В девятом классе начал робко дружить с девочкой, из «бэшек», то есть из параллельного. Провожал из школы, бывал с ней в кино, экономил на завтраках и обедах, хотел видеть ее на переменах. Ждал этих перемен, как раньше утра, чтобы поиграть со своей трагически погибшей в руках Володеньки Карпова машинкой «Татра». А уж Юля-то была лучше машинки: то косички рыжеватые заплетет, то распустит волосы, взгляд любопытный, насмешливая, родинка на правой щеке маленьким пятнышком. Поцеловать для Вани это пятнышко было самым большим счастьем. Чем его привлекала Юлька? Конечно, тем, что была Самой Красивой Девчонкой на Свете. Ваня хотел, чтобы она стала только его девчонкой. В ней чувствовалось зарождающееся женское тепло и не было ни намека на стервозность. Юлькины глаза распахивались и словно обездвиживали его. Слова не шли на язык. А дома он писал письма, которые ей никогда не показывал.
Из-за них русачка неожиданно отметила, что Ваня Окрошин стал неплохо писать сочинения. Ошибок уйма, стиль страдает, но тема раскрывается оригинально, особенно когда Ваня расписал отношения Обломова и Ольги. В сочинении он утверждал, что самая большая беда для человека, когда ему свыше было многое дано, — талант, способности, материальная обеспеченность, ради которой уже не надо вкалывать день и ночь, а он не воспользовался этим, прожёг жизнь, не принес пользы ни себе ни людям. А еще у него, условного Обломова, была женщина, которая хотела ему посвятить себя, но посмотрела-посмотрела и, плюнув, ушла.

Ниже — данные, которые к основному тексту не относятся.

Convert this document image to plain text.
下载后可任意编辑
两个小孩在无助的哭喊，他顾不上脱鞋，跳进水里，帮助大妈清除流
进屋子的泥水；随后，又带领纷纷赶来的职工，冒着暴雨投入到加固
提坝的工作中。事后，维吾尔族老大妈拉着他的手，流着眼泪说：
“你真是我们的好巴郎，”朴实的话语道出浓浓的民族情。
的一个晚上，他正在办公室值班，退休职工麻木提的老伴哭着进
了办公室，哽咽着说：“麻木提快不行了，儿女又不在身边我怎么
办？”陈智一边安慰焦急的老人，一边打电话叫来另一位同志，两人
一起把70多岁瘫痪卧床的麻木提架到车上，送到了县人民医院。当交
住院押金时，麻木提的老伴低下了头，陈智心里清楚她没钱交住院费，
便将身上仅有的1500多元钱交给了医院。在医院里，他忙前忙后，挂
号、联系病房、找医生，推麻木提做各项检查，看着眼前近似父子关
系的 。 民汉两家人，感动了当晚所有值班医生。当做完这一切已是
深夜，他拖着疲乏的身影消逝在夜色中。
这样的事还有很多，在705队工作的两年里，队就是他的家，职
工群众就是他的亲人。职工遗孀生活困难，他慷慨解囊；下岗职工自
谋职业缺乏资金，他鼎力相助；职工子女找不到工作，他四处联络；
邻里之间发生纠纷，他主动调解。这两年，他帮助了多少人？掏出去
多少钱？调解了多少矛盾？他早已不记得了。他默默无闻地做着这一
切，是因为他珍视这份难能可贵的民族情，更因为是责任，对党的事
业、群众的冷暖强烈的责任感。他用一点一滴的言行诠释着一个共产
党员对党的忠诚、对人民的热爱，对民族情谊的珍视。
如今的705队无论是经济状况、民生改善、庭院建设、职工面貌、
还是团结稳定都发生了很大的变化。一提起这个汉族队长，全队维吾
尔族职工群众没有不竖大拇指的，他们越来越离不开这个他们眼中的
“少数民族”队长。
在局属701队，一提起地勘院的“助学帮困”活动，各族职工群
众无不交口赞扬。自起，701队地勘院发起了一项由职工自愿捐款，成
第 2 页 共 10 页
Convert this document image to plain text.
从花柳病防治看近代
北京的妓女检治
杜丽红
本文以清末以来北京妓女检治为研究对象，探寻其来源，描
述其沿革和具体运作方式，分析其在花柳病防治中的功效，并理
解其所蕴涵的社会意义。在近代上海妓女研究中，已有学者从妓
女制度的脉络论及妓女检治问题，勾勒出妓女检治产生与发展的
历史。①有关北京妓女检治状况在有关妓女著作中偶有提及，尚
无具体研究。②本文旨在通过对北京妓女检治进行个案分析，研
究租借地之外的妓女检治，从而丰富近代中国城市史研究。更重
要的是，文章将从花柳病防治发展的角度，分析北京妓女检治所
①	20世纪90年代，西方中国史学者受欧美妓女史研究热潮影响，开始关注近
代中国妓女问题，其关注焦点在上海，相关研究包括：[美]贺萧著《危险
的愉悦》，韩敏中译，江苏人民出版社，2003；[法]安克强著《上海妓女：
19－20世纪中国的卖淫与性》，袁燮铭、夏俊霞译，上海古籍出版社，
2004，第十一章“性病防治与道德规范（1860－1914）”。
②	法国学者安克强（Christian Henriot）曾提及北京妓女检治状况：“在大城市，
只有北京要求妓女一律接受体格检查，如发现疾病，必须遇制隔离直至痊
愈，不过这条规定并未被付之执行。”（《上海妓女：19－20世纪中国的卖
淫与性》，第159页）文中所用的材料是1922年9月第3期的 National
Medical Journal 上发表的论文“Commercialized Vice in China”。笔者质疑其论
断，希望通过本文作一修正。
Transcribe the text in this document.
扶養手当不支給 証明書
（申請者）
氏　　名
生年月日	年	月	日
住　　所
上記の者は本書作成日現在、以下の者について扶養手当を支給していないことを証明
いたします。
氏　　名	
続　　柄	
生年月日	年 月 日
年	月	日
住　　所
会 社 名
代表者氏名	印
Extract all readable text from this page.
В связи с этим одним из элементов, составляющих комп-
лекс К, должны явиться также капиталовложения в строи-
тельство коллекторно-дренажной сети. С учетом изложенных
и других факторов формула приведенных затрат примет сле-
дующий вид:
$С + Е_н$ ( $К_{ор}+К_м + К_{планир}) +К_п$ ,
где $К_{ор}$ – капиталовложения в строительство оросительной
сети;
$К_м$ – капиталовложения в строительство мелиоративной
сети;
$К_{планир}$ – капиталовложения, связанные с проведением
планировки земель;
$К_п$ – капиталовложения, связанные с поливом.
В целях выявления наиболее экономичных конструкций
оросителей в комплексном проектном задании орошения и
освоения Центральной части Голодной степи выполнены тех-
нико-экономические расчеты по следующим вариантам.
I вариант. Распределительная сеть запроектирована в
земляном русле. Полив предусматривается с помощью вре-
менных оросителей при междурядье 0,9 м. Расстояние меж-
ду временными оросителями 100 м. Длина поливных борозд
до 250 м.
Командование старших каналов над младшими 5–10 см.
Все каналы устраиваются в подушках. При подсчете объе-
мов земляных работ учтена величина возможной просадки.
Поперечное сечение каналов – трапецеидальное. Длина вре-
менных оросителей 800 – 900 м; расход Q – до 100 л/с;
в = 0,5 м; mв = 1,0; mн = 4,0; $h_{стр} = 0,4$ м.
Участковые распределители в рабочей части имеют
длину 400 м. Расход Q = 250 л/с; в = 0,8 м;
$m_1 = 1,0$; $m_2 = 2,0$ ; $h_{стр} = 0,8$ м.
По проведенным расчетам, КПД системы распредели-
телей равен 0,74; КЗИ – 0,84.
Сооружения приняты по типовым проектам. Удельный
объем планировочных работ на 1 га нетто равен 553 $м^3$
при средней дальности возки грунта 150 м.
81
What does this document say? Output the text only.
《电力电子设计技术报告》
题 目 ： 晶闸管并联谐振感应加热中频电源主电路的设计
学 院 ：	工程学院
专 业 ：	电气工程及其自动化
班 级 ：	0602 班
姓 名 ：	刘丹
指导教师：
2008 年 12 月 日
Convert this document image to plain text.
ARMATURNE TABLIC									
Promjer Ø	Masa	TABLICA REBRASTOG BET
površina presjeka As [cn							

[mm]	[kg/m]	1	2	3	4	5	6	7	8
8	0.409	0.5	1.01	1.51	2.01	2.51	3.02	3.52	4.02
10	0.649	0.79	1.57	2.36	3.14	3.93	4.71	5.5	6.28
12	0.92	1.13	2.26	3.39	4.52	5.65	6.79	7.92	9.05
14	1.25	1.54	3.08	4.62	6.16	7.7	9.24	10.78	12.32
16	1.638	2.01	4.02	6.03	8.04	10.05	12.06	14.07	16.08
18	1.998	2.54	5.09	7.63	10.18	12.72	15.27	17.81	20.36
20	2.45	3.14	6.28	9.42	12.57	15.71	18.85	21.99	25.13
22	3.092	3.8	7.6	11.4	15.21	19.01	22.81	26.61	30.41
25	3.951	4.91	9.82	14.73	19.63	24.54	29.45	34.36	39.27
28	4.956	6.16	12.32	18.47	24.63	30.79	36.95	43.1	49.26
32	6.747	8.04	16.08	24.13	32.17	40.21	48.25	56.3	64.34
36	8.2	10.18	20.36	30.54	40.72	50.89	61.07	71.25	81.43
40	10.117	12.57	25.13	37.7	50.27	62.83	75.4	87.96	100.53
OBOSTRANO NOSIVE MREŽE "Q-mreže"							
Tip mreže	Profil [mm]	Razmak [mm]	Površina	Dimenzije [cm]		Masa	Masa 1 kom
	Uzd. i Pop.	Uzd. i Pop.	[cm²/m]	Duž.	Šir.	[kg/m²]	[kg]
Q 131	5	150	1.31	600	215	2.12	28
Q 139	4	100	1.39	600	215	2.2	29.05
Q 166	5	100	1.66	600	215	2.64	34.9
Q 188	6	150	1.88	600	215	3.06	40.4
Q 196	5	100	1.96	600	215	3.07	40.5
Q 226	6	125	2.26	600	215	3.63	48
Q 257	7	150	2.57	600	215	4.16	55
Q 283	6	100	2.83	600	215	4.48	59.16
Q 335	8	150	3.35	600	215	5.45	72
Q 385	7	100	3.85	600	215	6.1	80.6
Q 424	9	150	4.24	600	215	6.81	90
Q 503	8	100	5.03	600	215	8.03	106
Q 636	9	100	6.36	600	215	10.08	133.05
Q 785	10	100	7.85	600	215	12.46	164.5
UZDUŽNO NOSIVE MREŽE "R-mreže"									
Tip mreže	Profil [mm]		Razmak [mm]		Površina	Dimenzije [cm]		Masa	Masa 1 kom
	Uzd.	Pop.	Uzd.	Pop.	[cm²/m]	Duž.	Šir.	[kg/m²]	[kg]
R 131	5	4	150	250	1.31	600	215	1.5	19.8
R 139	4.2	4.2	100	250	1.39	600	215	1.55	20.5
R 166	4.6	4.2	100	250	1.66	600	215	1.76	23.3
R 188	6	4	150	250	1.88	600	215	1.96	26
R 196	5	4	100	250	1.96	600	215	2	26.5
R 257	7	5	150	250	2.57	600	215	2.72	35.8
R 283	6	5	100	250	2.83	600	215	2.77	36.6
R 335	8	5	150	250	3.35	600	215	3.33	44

В общем, Ваня увидел однажды вечером во дворе Юльку, которая целовалась взасос с каким-то парнем, старше и, видимо, сильнее его. Тот елозил рукой по её телу, по Юлькиному, желанному, но недоступному для Ивана телу, и она это позволяла. Окрошин вмешиваться не стал (толку-то!), хотя чувствовал, что как будто в него смачно плюнули, да ещё и поглумились. Он вернулся домой и украл у отца бутылку «Пшеничной», полученной после долгого стояния в очереди («Куда прёшь?», «Тебя тут не стояло!», «Я за мужиком занимал!», «Две в одни руки!»). На дворе свирепствовал «сухой закон» с безалкогольными свадьбами, водкой в чайничках и вырубкой крымских виноградников. Иван тогда напился первый раз в жизни. Сквозь обиду он с интересом наблюдал, что с ним делает водка. Сознание поплыло, мысли были как в мясорубке. «Вот что значит «пить горькую». Эх, Юлька-Юлька, б… ты этакая! Я ж люблю тебя! Или любил. Юлька-Юлька…». На следующий день голова впервые раскалывалась, Ивана периодически рвало вчерашней едой и мерзко пахнувшими бывшими иллюзиями.
Интересно, что при всей трагичности ситуации, всей её холоднодушности, Иван не был Ромео, готовым из-за любви травить себя и окружающих. Шок от «Юльки-Юльки» был уже меньшим, чем от поломанного в детском саду грузовичка и увезенного на убой Рыжика. Очень переживал, конечно. Но в тот сентябрьский вечер 1989 года он разочаровался в двух изначально волшебных вещах: в прекрасной половине человечества и в водке, что не мешало впоследствии употреблять и одно, и другое. Ближайший повод подвернулся на школьном выпускном, где изрядно выпили и юноши, и девушки. Прошли годы, и как-то раз он случайно встретил на улице «Юльку-Юльку». Стало понятно, что самое лучшее и интересное в её жизни уже произошло. Изможденное лицо, взрослый сын, муж то ли есть, то ли нет, дешевая куртка с вьетнамского рынка, воспитательница в детском саду, может, даже в том, где хрустнул сломанной машинкой один из восторгов маленького Ванечки. Хотя нет, тот самый садик за неимением детей закрыли и переделали под магазин сантехники. Окрошин смотрел на то, что осталось от былой первой любви, и понимал, что он совсем о ней забыл, словно и не было никогда её. Столько страданий было, а видишь ли, Лета полная. Такая вот чистка мусорной корзины памяти. Конечно, обменялись телефонами, и, конечно, никто никому не позвонил…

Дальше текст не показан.